Manitoba saw 124 new cases of the virus on Tuesday, and health officials said one more person had died.
In New Brunswick, six new cases of the virus were reported, but no new deaths have occurred.
The province has now seen 274 COVID-19 infections, 200 of which are considered to be resolved.
No new cases or deaths were reported in Nova Scotia.
The province has not seen a new case of the virus since Friday.
Thus far, Nova Scotia has reported a total of 1,092 infections, however, 1,023 people have recovered.
Prince Edward Island, which has seen 63 cases of the novel coronavirus, did not report any new infections or deaths either.
Newfoundland did not report any new infections or deaths either, meaning the province’s case count remained at 283.
Further west in Alberta, 220 new infections were detected, and health officials said four more deaths had occurred.
The new infections bring the total case count in Alberta to 20,956, however, 18,055 people have recovered.
In British Columbia, 101 new cases of COVID-19 were reported, and health authorities said five more people had died since Friday.
A total of 10,543 people have now contracted the virus in B.C., while 8,974 have recovered.
Thus far, 678,085 tests for COVID-19 have been conducted.
No new cases in the territories
No new cases or deaths associated with COVID-19 were detected in Canada’s territories.

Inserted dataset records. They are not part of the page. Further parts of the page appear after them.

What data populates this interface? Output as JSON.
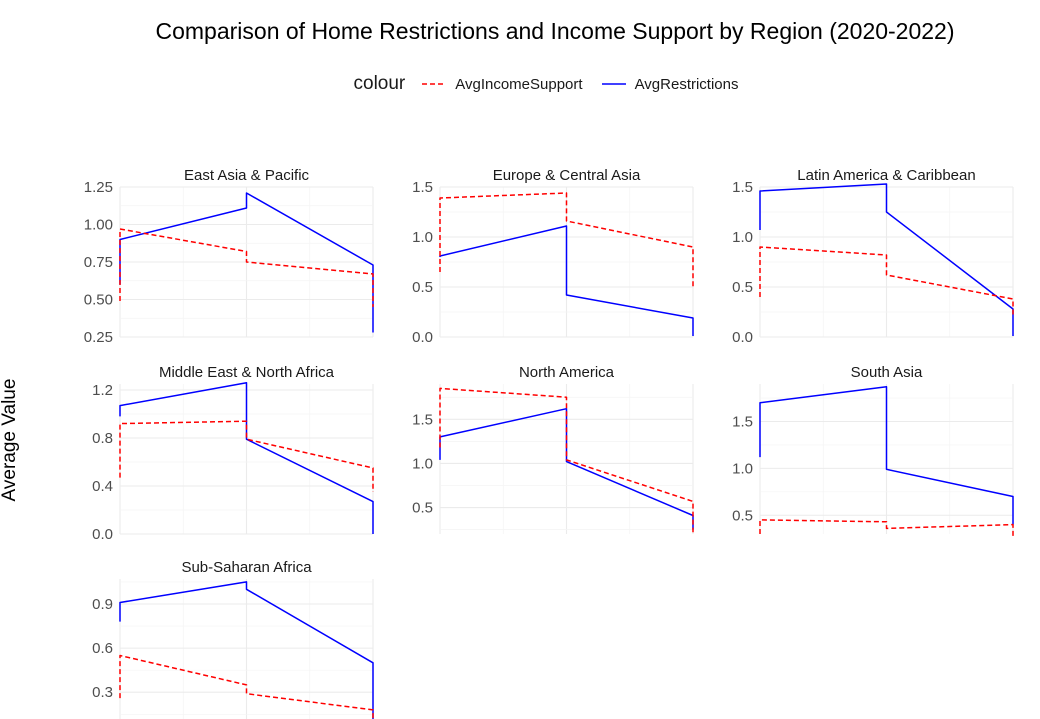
{
  "chart_data": {
    "type": "line",
    "title": "Comparison of Home Restrictions and Income Support by Region (2020-2022)",
    "ylabel": "Average Value",
    "xlabel": "",
    "grid": true,
    "legend": {
      "title": "colour",
      "position": "top",
      "entries": [
        {
          "name": "AvgIncomeSupport",
          "color": "#ff0000",
          "style": "dashed"
        },
        {
          "name": "AvgRestrictions",
          "color": "#0000ff",
          "style": "solid"
        }
      ]
    },
    "x_range": [
      0,
      2
    ],
    "panels": [
      {
        "name": "East Asia & Pacific",
        "ylim": [
          0.25,
          1.25
        ],
        "yticks": [
          0.25,
          0.5,
          0.75,
          1.0,
          1.25
        ],
        "ytick_labels": [
          "0.25",
          "0.50",
          "0.75",
          "1.00",
          "1.25"
        ],
        "series": [
          {
            "name": "AvgRestrictions",
            "x": [
              0,
              0,
              1,
              1,
              2,
              2
            ],
            "y": [
              0.6,
              0.9,
              1.11,
              1.21,
              0.73,
              0.28
            ]
          },
          {
            "name": "AvgIncomeSupport",
            "x": [
              0,
              0,
              1,
              1,
              2,
              2
            ],
            "y": [
              0.49,
              0.97,
              0.82,
              0.75,
              0.67,
              0.45
            ]
          }
        ]
      },
      {
        "name": "Europe & Central Asia",
        "ylim": [
          0.0,
          1.5
        ],
        "yticks": [
          0.0,
          0.5,
          1.0,
          1.5
        ],
        "ytick_labels": [
          "0.0",
          "0.5",
          "1.0",
          "1.5"
        ],
        "series": [
          {
            "name": "AvgRestrictions",
            "x": [
              0,
              0,
              1,
              1,
              2,
              2
            ],
            "y": [
              0.8,
              0.81,
              1.11,
              0.42,
              0.19,
              0.01
            ]
          },
          {
            "name": "AvgIncomeSupport",
            "x": [
              0,
              0,
              1,
              1,
              2,
              2
            ],
            "y": [
              0.65,
              1.39,
              1.44,
              1.16,
              0.9,
              0.5
            ]
          }
        ]
      },
      {
        "name": "Latin America & Caribbean",
        "ylim": [
          0.0,
          1.5
        ],
        "yticks": [
          0.0,
          0.5,
          1.0,
          1.5
        ],
        "ytick_labels": [
          "0.0",
          "0.5",
          "1.0",
          "1.5"
        ],
        "series": [
          {
            "name": "AvgRestrictions",
            "x": [
              0,
              0,
              1,
              1,
              2,
              2
            ],
            "y": [
              1.07,
              1.46,
              1.53,
              1.25,
              0.28,
              0.01
            ]
          },
          {
            "name": "AvgIncomeSupport",
            "x": [
              0,
              0,
              1,
              1,
              2,
              2
            ],
            "y": [
              0.4,
              0.9,
              0.82,
              0.62,
              0.38,
              0.22
            ]
          }
        ]
      },
      {
        "name": "Middle East & North Africa",
        "ylim": [
          0.0,
          1.25
        ],
        "yticks": [
          0.0,
          0.4,
          0.8,
          1.2
        ],
        "ytick_labels": [
          "0.0",
          "0.4",
          "0.8",
          "1.2"
        ],
        "series": [
          {
            "name": "AvgRestrictions",
            "x": [
              0,
              0,
              1,
              1,
              2,
              2
            ],
            "y": [
              0.98,
              1.07,
              1.26,
              0.79,
              0.27,
              0.0
            ]
          },
          {
            "name": "AvgIncomeSupport",
            "x": [
              0,
              0,
              1,
              1,
              2,
              2
            ],
            "y": [
              0.47,
              0.92,
              0.94,
              0.79,
              0.55,
              0.35
            ]
          }
        ]
      },
      {
        "name": "North America",
        "ylim": [
          0.2,
          1.9
        ],
        "yticks": [
          0.5,
          1.0,
          1.5
        ],
        "ytick_labels": [
          "0.5",
          "1.0",
          "1.5"
        ],
        "series": [
          {
            "name": "AvgRestrictions",
            "x": [
              0,
              0,
              1,
              1,
              2,
              2
            ],
            "y": [
              1.04,
              1.3,
              1.62,
              1.02,
              0.41,
              0.25
            ]
          },
          {
            "name": "AvgIncomeSupport",
            "x": [
              0,
              0,
              1,
              1,
              2,
              2
            ],
            "y": [
              1.18,
              1.85,
              1.75,
              1.04,
              0.57,
              0.22
            ]
          }
        ]
      },
      {
        "name": "South Asia",
        "ylim": [
          0.3,
          1.9
        ],
        "yticks": [
          0.5,
          1.0,
          1.5
        ],
        "ytick_labels": [
          "0.5",
          "1.0",
          "1.5"
        ],
        "series": [
          {
            "name": "AvgRestrictions",
            "x": [
              0,
              0,
              1,
              1,
              2,
              2
            ],
            "y": [
              1.12,
              1.7,
              1.87,
              0.99,
              0.7,
              0.4
            ]
          },
          {
            "name": "AvgIncomeSupport",
            "x": [
              0,
              0,
              1,
              1,
              2,
              2
            ],
            "y": [
              0.3,
              0.45,
              0.43,
              0.36,
              0.4,
              0.28
            ]
          }
        ]
      },
      {
        "name": "Sub-Saharan Africa",
        "ylim": [
          0.05,
          1.07
        ],
        "yticks": [
          0.3,
          0.6,
          0.9
        ],
        "ytick_labels": [
          "0.3",
          "0.6",
          "0.9"
        ],
        "series": [
          {
            "name": "AvgRestrictions",
            "x": [
              0,
              0,
              1,
              1,
              2,
              2
            ],
            "y": [
              0.78,
              0.91,
              1.05,
              1.0,
              0.5,
              0.07
            ]
          },
          {
            "name": "AvgIncomeSupport",
            "x": [
              0,
              0,
              1,
              1,
              2,
              2
            ],
            "y": [
              0.26,
              0.55,
              0.35,
              0.29,
              0.18,
              0.08
            ]
          }
        ]
      }
    ]
  }
}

In the Northwest Territories, all five confirmed cases of the virus are considered to be resolved.
A total of 3,636 people have been tested in the territory.
Similarly, in Yukon, all 15 people who have become infected with the novel coronavirus have recovered.

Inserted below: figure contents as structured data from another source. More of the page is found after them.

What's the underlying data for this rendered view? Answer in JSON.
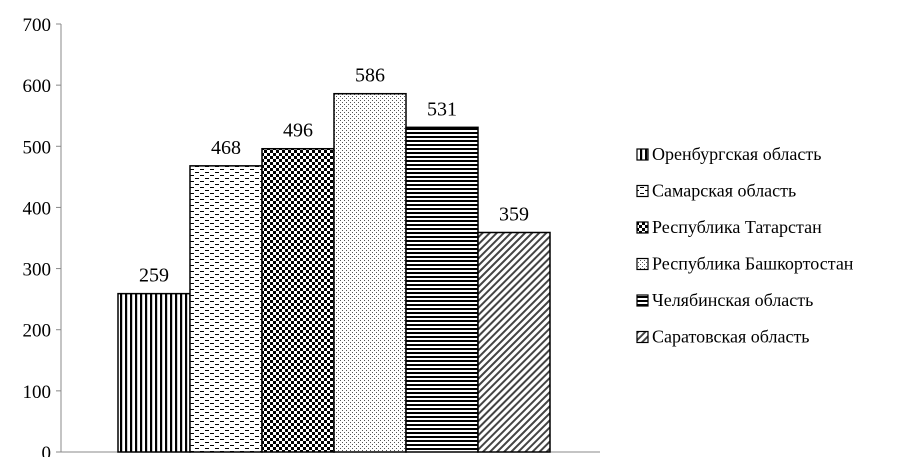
{
  "chart_data": {
    "type": "bar",
    "title": "",
    "xlabel": "",
    "ylabel": "",
    "categories": [
      "Оренбургская область",
      "Самарская область",
      "Республика Татарстан",
      "Республика Башкортостан",
      "Челябинская область",
      "Саратовская область"
    ],
    "values": [
      259,
      468,
      496,
      586,
      531,
      359
    ],
    "ylim": [
      0,
      700
    ],
    "yticks": [
      "0",
      "100",
      "200",
      "300",
      "400",
      "500",
      "600",
      "700"
    ],
    "grid": false,
    "legend_position": "right",
    "patterns": [
      "vertical-lines",
      "dashes",
      "checker",
      "dots",
      "horizontal-lines",
      "diagonal-lines"
    ]
  }
}
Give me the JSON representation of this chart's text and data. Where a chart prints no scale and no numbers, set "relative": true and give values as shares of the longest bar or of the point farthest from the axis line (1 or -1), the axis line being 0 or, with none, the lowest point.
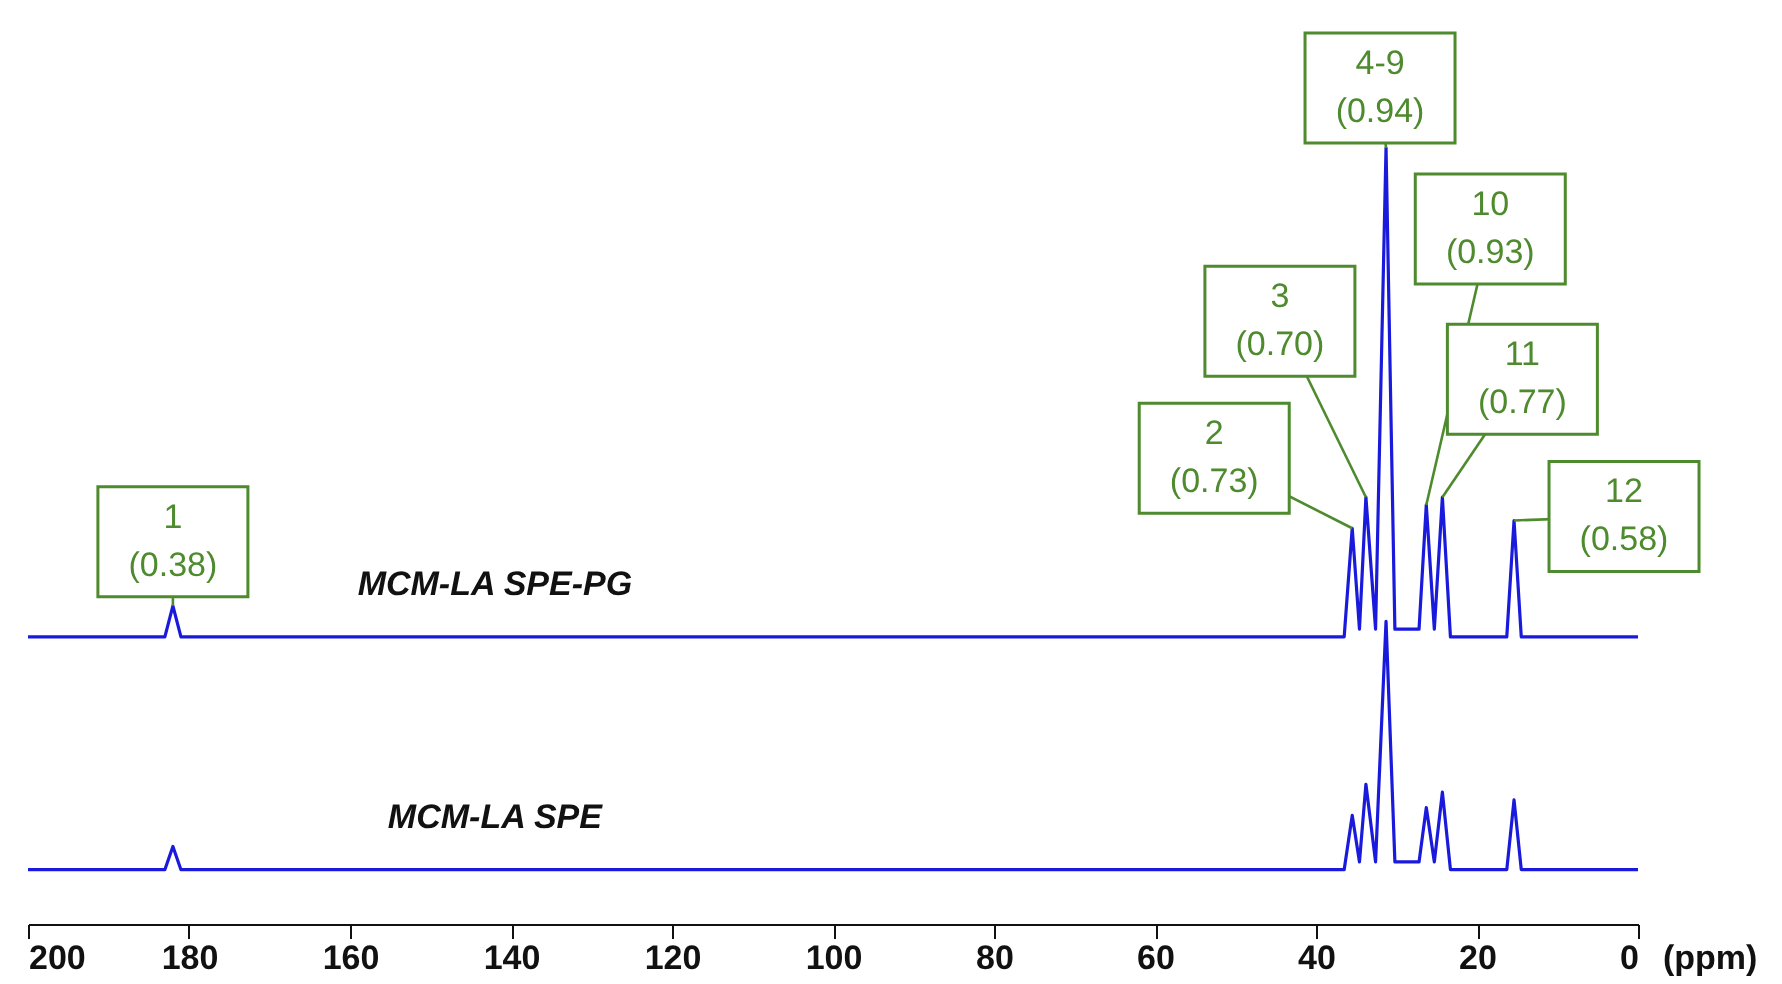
{
  "chart_data": {
    "type": "line",
    "relative": true,
    "xlabel": "(ppm)",
    "xlim": [
      200,
      0
    ],
    "xticks": [
      200,
      180,
      160,
      140,
      120,
      100,
      80,
      60,
      40,
      20,
      0
    ],
    "grid": false,
    "marker": "none",
    "line_style": "solid",
    "series": [
      {
        "name": "MCM-LA SPE-PG",
        "color": "#1a1adc",
        "x": [
          200,
          183,
          182,
          181,
          36.5,
          35.5,
          34.6,
          33.8,
          32.6,
          31.3,
          30.2,
          27.2,
          26.3,
          25.3,
          24.3,
          23.3,
          16.3,
          15.4,
          14.5,
          0
        ],
        "values": [
          0.37,
          0.37,
          0.41,
          0.37,
          0.37,
          0.51,
          0.38,
          0.55,
          0.38,
          1.0,
          0.38,
          0.38,
          0.54,
          0.38,
          0.55,
          0.37,
          0.37,
          0.52,
          0.37,
          0.37
        ]
      },
      {
        "name": "MCM-LA SPE",
        "color": "#1a1adc",
        "x": [
          200,
          183,
          182,
          181,
          36.5,
          35.5,
          34.6,
          33.8,
          32.6,
          31.3,
          30.2,
          27.2,
          26.3,
          25.3,
          24.3,
          23.3,
          16.3,
          15.4,
          14.5,
          0
        ],
        "values": [
          0.07,
          0.07,
          0.1,
          0.07,
          0.07,
          0.14,
          0.08,
          0.18,
          0.08,
          0.39,
          0.08,
          0.08,
          0.15,
          0.08,
          0.17,
          0.07,
          0.07,
          0.16,
          0.07,
          0.07
        ]
      }
    ],
    "annotations": [
      {
        "text": "1\n(0.38)",
        "x": 182,
        "y": 0.41
      },
      {
        "text": "2\n(0.73)",
        "x": 35.5,
        "y": 0.51
      },
      {
        "text": "3\n(0.70)",
        "x": 33.8,
        "y": 0.55
      },
      {
        "text": "4-9\n(0.94)",
        "x": 31.3,
        "y": 1.0
      },
      {
        "text": "10\n(0.93)",
        "x": 26.3,
        "y": 0.54
      },
      {
        "text": "11\n(0.77)",
        "x": 24.3,
        "y": 0.55
      },
      {
        "text": "12\n(0.58)",
        "x": 15.4,
        "y": 0.52
      }
    ]
  }
}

However, on Sunday, one new potential case was identified. Health officials in the territory are now awaiting results from a laboratory in British Columbia.
Nunavut still considers itself to be free of COVID-19 cases.

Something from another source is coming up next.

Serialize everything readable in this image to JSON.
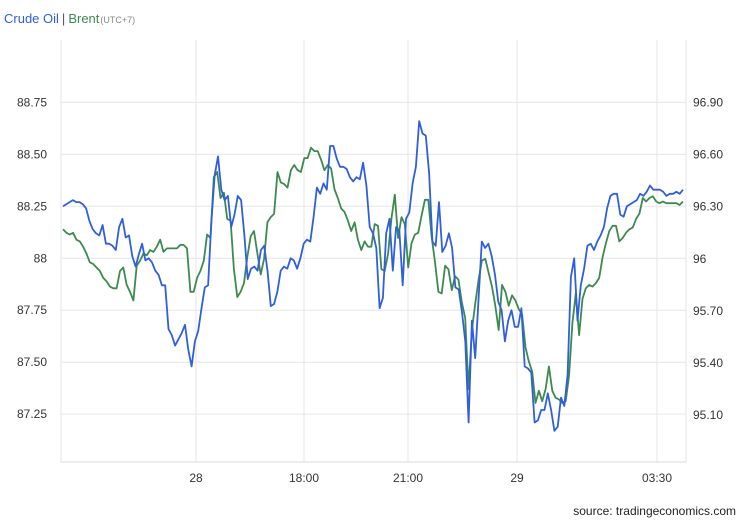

A number of cases have been detected at mines within the territory, however, those infections have each been tied to employees from outside Nunavut and have been counted in their home regions.
The latest data released on Friday said 3,278 people have been tested for the virus.
Global cases top 38 million
The number of coronavirus cases around the world topped 38 million on Tuesday.
By 7 p.m. ET, a total of 38,006,121 cases were reported worldwide, according to a tally from John’s Hopkins University.
Since the virus was first detected in Wuhan, China late last year, it has claimed 1,083,875 lives worldwide.
The United States remained the epicentre of the virus on Tuesday, with more than 7.8 million cases.
So far, 215,702 people have died in the U.S. after testing positive for COVID-19.